そして1単位20分というのはあくまで患者さんにリハビリをする時間であって、カルテを書いたり、必要な書類業務をしたり、研修したりする時間は含まれません。
ノルマが厳しい病院であると、体力的にも精神的にも厳しい状況に追い込まれることにもなるので、就職先や転職先を探す際は必ず情報収集をしましょう。ただし、見学に行った際に直接的に聞くのはおすすめしません。なぜなら良くない印象を持たれるだけでなく、ノルマが厳しい病院ほど正確には教えてくれません。
人間関係
働くほとんどの人が人、間関係に悩むと思います。
作業療法士も例外ではありません。人間関係が良好な職場も多くありますが、中にはそうではない職場もあるのも事実です。リハビリ業界では一人の患者さんに、理学療法士、作業療法士、言語聴覚士の3職種、または疾患によっては理学療法士、作業療法士の2職種が担当としてつきます。この職種間で意見が合わないこともあります。

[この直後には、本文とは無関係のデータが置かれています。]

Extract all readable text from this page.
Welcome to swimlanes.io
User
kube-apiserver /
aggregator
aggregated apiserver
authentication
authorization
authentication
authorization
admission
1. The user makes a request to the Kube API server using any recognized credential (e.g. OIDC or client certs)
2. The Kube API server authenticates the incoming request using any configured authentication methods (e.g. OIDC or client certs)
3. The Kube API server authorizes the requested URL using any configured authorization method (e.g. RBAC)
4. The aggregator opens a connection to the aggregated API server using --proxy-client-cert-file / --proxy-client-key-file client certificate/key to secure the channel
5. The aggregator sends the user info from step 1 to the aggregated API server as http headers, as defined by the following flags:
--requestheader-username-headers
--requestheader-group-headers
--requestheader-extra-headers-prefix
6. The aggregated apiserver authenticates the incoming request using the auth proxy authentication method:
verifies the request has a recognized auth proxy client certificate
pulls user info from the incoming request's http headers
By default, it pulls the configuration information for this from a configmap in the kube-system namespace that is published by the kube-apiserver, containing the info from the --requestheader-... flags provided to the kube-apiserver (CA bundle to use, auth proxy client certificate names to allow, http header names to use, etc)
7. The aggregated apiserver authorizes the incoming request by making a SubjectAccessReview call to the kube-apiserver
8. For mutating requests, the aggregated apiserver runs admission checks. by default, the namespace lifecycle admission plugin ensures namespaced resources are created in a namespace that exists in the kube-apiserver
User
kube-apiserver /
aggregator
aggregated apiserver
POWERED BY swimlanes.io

また、入院患者さんは自宅退院や施設の退院に向け、主治医をはじめさまざまな職種が関わります。看護師さんや介護士さんなどと意見が合わないことはよくあります。また、よくあるのが、リハビリに入ろうとしたら検査や処置、入浴とダブルブッキングしてしまうことです。こういった場合は、どちらかが時間を譲らなければならなくなります。うまいこと時間調整がいけばいいのですが、うまくいかなかった場合はお互いの不満の原因にもなってしまいます。
理学療法士との違いに悩む
作業療法士は、学校で手芸や工作などを使用したリハビリを1年次に学びます。
しかし、病院に就職すると、そういう活動を使用したリハビリよりも筋トレやストレッチをすることが多くあります。また、作業療法士も歩行訓練をする職場もあります。そのため、学校で習ってきたことや、学生時代に持っていたイメージと違うことに悩む作業療法士も少なくありません。
自己研鑽が大変
作業療法士を含め、医療従事者は自己研鑽が求められます。
病院や施設で業務時間内に研修があってもわずかで、仕事で必要な技術であっても自分の時間を使って学ぶことが求められます。病院や施設によっては業務時間外に研修が組まれ、それが仕事で必要な技術の研修であっても残業代が出る病院はほとんどありません。
そのため、研修が多い病院や施設は、自分の勉強になる一方、プライベートの時間がどんどん削られたり、帰宅するのが遅くなるなど負担も大きくなります。
また、リハビリ専門職は協会への加入が望ましいとされており、例えば、作業療法士だと日本作業療法士協会と都道府県別の作業療法士協会があり、それぞれ合わせて年間2万円の協会費がかかります。協会に参加することで、追加料金無料で研修会を受けられたり、キャリアアップを図れたりするメリットもありますが、そのような研修も休日に行く必要があることがほとんどです。
昇給は0円のところも。最大でも5,000円程度
作業療法士だけではなく、理学療法士や看護師など医療従事者として働く際の大変なところのひとつが、昇給額が少ないことです。初任給は、他業種と比較し高い傾向にあります。しかし、そこからの昇給はごくわずかで、前年度から比較して昇給がなかったという病院や施設も珍しくありません。住んでいるエリアにもよりますが、筆者の肌感ですが、1,000円〜3,000円の間が中央値で、どんなに高くても5,000円に届くかどうかです。また、福利厚生に関してもやや見劣りします。人手不足が叫ばれる看護師さんと比べ、リハビリ専門職は飽和しているとも言われています。その影響からか、看護師と比べると、リハビリ専門職の福利厚生は、若干見劣りする場合もあります。その例として、看護師は病院奨学金と呼ばれるものがあり、将来就職する病院に学費を出してもらい、その病院が定めた年数そこで働くと、奨学金が免除になる制度です。
まとめ
作業療法士の現実を6つを紹介してみました。働く上でもちろん良いこともありますが、大変なこともあります。大変な部分も理解した上で作業療法士を目指すことで、働いてからのギャップや悩みも最小限にすることができます。